Это очевидно мама, но я ничего не могу поделать.
– Постараюсь, – опять скривила я душой и взяла с полки книгу, которой увлеклась до поздней ночи, стараясь забыть все происшествия с демонами и жить как раньше.
Увы, не вышло.
На следующий день мы с утра отправились в Лондон за покупками, и вернулись под вечер, уставшие, но довольные обновлением гардероба. Я достаточно вытянулась с прошлого года, и в приближающимся семнадцати годам уже переросла маму на полголовы.
После легкого ужина мы устроились отдыхать в саду, и любоваться на то, как солнце прячется за холмами, укрывая последним теплом спрятанный за ними дом демонов.
Стоило об этом подумать, как отчим принес нам чай.
При всем его внутреннем скряге и вредности, иногда он любил делать приятное, и теплыми вечерами часто готовил нам с мамой чай.
Как раз начала дуть прохладный ветер, и я готовилась сделать глоток, как что-то мокрое ткнулось мне в руку.
От испуга я выронила чашку, и она упала на траву, выплескивая содержимое.
Рядом с моим стулом стояла Шелл, высунув язык.
– Мисс, нам нужна ваша помощь, – ее голос был очень взволнованным.
На всякий случай я обернулась. Родители ушли вглубь сада, посмотреть на яблони, которые стал поедать какой-то червяк.
– Как ты сюда попала? – все-таки шепотом спросила я, чтобы никто из прислуги не подумал, что их леди в школе окончательно сошла с ума и говорит с трёхглазой собакой.
Хвост собаки то и дело нервно дергался, а уши прижимались к голове.
– Это не важно, мисс Мия, если вы нам не поможете, мы все погибнем. Мы сделаем для вас все, что в наших силах, только спасите хозяина!
На душе стало тревожно. Странное чувство, как будто в груди копошится давняя, забытая грусть.
Я не стала спрашивать, что от меня требуется, и оставив родителям быструю записку о том, что мне срочно нужно выехать в город за бумагой для письма, побежала в конюшню.
Моя лошадь, кукла, вернулась, но более доверия мне не внушала.
– Возьмите эту, – Шелл ткнула носом в маминого жеребца, – я смогу с ним договорится, он довезет вас.
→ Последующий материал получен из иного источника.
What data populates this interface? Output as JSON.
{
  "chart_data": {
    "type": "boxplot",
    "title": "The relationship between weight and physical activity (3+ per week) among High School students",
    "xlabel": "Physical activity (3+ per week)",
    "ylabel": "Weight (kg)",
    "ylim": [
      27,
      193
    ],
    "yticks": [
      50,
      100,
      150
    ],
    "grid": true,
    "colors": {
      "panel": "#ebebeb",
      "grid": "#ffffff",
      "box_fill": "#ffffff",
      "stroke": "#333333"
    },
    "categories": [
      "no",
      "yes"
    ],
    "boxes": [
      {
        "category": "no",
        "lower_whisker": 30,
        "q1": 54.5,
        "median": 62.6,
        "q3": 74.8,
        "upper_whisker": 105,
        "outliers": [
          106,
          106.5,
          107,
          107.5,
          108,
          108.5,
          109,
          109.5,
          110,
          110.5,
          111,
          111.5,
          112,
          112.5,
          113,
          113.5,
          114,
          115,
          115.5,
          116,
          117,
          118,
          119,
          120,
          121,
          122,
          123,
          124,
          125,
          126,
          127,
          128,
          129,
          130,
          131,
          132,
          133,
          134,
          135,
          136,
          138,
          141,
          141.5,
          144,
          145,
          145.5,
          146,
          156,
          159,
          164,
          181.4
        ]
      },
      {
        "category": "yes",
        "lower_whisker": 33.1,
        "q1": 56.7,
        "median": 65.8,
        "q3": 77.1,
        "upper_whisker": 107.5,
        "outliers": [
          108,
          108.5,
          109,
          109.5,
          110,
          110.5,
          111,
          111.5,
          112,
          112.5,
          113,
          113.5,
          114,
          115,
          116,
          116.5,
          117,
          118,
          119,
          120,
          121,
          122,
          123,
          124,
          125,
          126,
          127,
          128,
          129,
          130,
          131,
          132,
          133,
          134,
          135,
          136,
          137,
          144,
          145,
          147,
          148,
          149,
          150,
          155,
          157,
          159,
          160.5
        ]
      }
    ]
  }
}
Наверное, его готовили к вечерней прогулке, и мне повезло, что с него еще не сняли седло и амуницию.
Открыв денник, я села верхом на немного удивленную лошадь, на которой ездила всего пару раз. Вдруг третий глаз Шелл зажегся оранжевым светом и конь, точно понял, что от него хотят, осторожно вышел из конюшни, и помчался вслед за собакой по грунтовой дороге до наших врат.
Покинув поместье, мы развили почти небывалую скорость. Меня даже стало подташнивать.